Who pays when an AI agent makes a mistake?

OpenClaw is meant to be autonomous, completing actions without human prompting or review. That can lead to mistakes, like when a Meta alignment director almost deleted her entire inbox. For most, it's the cost of doing business with AI. For others, it feels like it deserves a refund.

Peter Steinberger, who created the agent before he was hired by OpenAI, posted one user's request on X. The user said that they set up OpenClaw on "sensitive financial documents" for over eight hours. He then said he spent hours correcting mistakes.

"The errors included incorrect financial figures, fabricated data, internal contradictions, and wrong calculations — all in confidential board documents where accuracy is critical," the user wrote.

OpenClaw's errors caused "significant wasted time and frustration," he wrote. He wanted his token session refunded.

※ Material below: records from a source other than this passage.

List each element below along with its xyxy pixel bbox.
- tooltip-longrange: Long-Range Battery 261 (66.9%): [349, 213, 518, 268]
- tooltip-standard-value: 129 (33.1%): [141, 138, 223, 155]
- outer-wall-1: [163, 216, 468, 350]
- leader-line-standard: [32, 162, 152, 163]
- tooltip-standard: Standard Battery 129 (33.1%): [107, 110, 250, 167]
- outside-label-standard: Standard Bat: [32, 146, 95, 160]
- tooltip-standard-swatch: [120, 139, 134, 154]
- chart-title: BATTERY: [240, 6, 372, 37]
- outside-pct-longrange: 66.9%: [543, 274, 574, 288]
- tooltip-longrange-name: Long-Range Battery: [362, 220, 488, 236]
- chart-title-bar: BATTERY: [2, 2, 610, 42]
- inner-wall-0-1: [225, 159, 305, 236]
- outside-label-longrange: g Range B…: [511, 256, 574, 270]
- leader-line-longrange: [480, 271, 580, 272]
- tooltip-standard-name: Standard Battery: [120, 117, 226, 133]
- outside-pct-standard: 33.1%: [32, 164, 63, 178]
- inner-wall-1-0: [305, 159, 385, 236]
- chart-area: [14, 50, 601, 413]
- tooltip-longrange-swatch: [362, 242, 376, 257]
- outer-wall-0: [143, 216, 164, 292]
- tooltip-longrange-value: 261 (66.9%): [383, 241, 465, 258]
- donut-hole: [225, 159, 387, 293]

As an open source AI agent, OpenClaw is free to use. Steinberger wrote that he offered the user "a full refund of what he paid." That full amount: $0.

"I felt generous," Steinberger joked. "Rounded up to zero."

Several commenters guessed that the petitioner was European. (Steinberger previously said that Europe's strict regulations stifled growth in tech.) He responded that the user was actually American.

One commenter wrote that many jurisdictions provide a remedy for damages, making the request "not as silly as it sounds." Steinberger responded with a clause from OpenClaw's license.

"The software is provided 'as is,' without warranty of any kind," the license read. The authors cannot be held liable for any claims or damages "in connection with the software or the use or other dealings in the software."

OpenClaw is scaling rapidly. Chinese companies are rapidly adopting the tech. Lobster hats are all the rage, and fans are setting up conferences to meet up and watch demos.

Nvidia recently announced its bet on the bot, debuting its own AI agent: NemoClaw.

It's possible a human didn't even write the refund request. "His claw emailed you," one commenter suggested.

"Very likely," Steinberger responded.